Can we have a petition about rail fares too?
Done.
Thieving mothers.
The following comes from briefing note SN/BT/442 in the House of Commons Library:
In 1987 the then Conservative Government proposed an expansion of what was then the Dartford-Thurrock Tunnel under the Thames. It proposed using private finance to build a new bridge at Dartford which, along with the existing tunnel would become a single crossing. It legislated for this in 1987-88 and the Dartford-Thurrock Crossing Act 1988 provided the primary legislation for the construction of the new bridge by a private company and for the Secretary of State to take control of the tunnels from Kent and Essex County Councils (to let to the private company as part of the concession). The new bridge and the existing tunnel have since been known, collectively, as the Dartford Crossing.46
The tolls were introduced primarily to pay for the costs of the bridge’s construction – that was achieved in 1999 – but the Labour Government used a separate part of the 1988 Act to permit the company to go on charging for a further three years in order to fund ‘future maintenance’ of the Crossing. Thus, in 2003 the ownership of the Crossing reverted back to the government and it replaced the toll with a road charge (still called a toll), under the provisions of section 167 of the Transport Act 2000. The tolls paid now are, therefore, tolls paid to the government. The local councils do not get any money from the toll. A 2009 FOI response from the Department for Transport explains their reasons for this.47
I think from that maybe it is an urban myth, in that what would stop once the building work was payed for was the private company's concession to charge a toll. All that's happened is that the right to charge the toll switched to the government. I've glanced through the Dartford-Thurrock Crossing Act (1988), and can find no reference to tolls stopping on completion of construction-cost payments. It seems that either we've been duped, or we've duped ourselves.

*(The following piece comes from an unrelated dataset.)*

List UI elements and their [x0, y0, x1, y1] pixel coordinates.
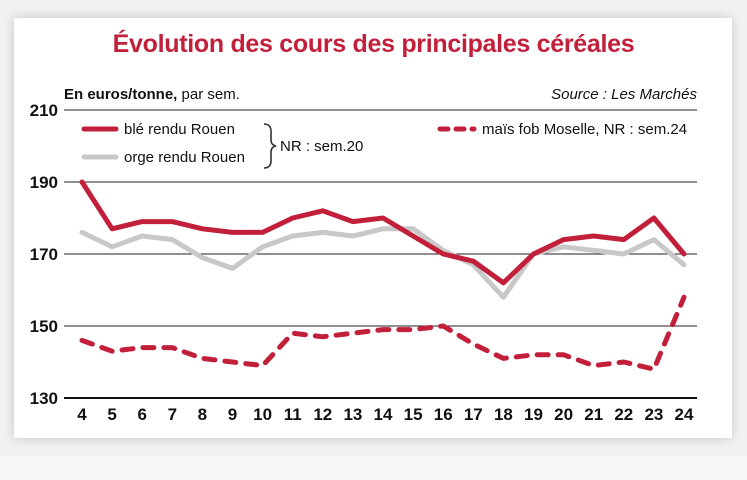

Signed the petion. Lets hope the government will take note but I suspect not, as I think it is a ploy to maximise the price they can get when they sell the crossing.

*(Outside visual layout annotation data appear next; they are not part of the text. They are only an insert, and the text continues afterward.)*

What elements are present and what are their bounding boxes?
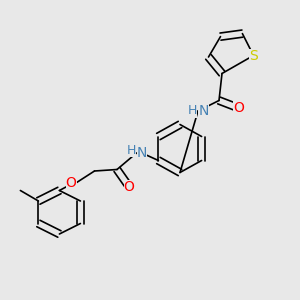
Text: O: O (233, 101, 244, 115)
Text: H: H (188, 104, 197, 118)
Text: O: O (66, 176, 76, 190)
Text: N: N (137, 146, 147, 160)
Text: O: O (124, 180, 134, 194)
Text: H: H (126, 144, 136, 157)
Text: S: S (249, 49, 258, 62)
Text: N: N (198, 104, 208, 118)
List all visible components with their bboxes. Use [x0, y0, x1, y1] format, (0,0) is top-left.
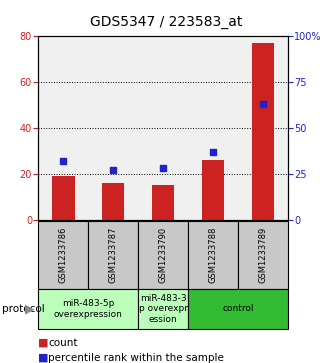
Point — [111, 167, 116, 173]
Bar — [202, 160, 224, 220]
Text: count: count — [48, 338, 78, 348]
Text: control: control — [222, 305, 254, 313]
Bar — [152, 185, 174, 220]
Point — [260, 101, 266, 107]
Bar — [52, 176, 75, 220]
Text: miR-483-3
p overexpr
ession: miR-483-3 p overexpr ession — [139, 294, 188, 324]
Text: GSM1233786: GSM1233786 — [59, 227, 68, 283]
Text: protocol: protocol — [2, 304, 44, 314]
Point — [210, 149, 216, 155]
Text: ■: ■ — [38, 338, 49, 348]
Text: GSM1233789: GSM1233789 — [258, 227, 268, 283]
Text: GSM1233790: GSM1233790 — [159, 227, 168, 283]
Text: miR-483-5p
overexpression: miR-483-5p overexpression — [54, 299, 123, 319]
Point — [161, 166, 166, 171]
Point — [61, 158, 66, 164]
Bar — [102, 183, 125, 220]
Text: GSM1233788: GSM1233788 — [208, 227, 218, 283]
Text: ■: ■ — [38, 352, 49, 363]
Bar — [252, 43, 274, 220]
Text: ▶: ▶ — [25, 302, 35, 315]
Text: percentile rank within the sample: percentile rank within the sample — [48, 352, 224, 363]
Text: GDS5347 / 223583_at: GDS5347 / 223583_at — [90, 15, 243, 29]
Text: GSM1233787: GSM1233787 — [109, 227, 118, 283]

The original maximum toll period
5Subject to the following provisions of this Part of this Schedule, where section 11(6) of this Act applies the period during which the Secretary of State may levy tolls is—
(a)where the appointment of the person appointed under that section to levy tolls comes to an end after the transfer date, the period beginning immediately after the termination of his appointment and ending at the end of the period of twenty years beginning with the transfer date; or
(b)in any other case, that period of twenty years;
and the period applicable in accordance with this paragraph is referred to below in this Part of this Schedule as the original maximum toll period.

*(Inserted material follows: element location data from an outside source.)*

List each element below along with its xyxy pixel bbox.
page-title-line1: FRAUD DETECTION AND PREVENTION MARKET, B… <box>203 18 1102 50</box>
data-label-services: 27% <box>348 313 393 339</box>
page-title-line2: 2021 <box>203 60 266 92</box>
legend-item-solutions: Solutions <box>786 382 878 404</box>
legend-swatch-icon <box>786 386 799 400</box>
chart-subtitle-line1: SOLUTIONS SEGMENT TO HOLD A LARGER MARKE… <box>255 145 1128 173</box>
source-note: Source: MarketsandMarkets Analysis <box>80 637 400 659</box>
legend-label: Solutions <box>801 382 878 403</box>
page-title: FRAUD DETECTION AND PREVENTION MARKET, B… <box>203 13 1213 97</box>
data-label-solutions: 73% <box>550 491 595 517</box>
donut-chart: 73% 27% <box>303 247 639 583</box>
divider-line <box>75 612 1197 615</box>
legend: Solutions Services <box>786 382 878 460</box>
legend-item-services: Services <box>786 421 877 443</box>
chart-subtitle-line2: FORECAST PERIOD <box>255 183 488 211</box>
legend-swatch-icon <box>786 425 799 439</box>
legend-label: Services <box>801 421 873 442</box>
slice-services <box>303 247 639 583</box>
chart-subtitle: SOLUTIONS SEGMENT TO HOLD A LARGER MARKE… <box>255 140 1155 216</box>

Do that a few times and I will guarantee you'll get the desired results.
Ironic that a suggestion for "protest" should come from a Tottingham fan ;0)
Signed.
This latest hike is over the top. It is nothing more than money grabbing, especially at a time house holds and businesses are stretched.
The bridge at its inception was supposed to be free once the costs had been covered.
They've had the ability to do so but up till now had refused ... thereby causing traffic havoc at times when it could have been relieved.
Today is the first sign of common sense.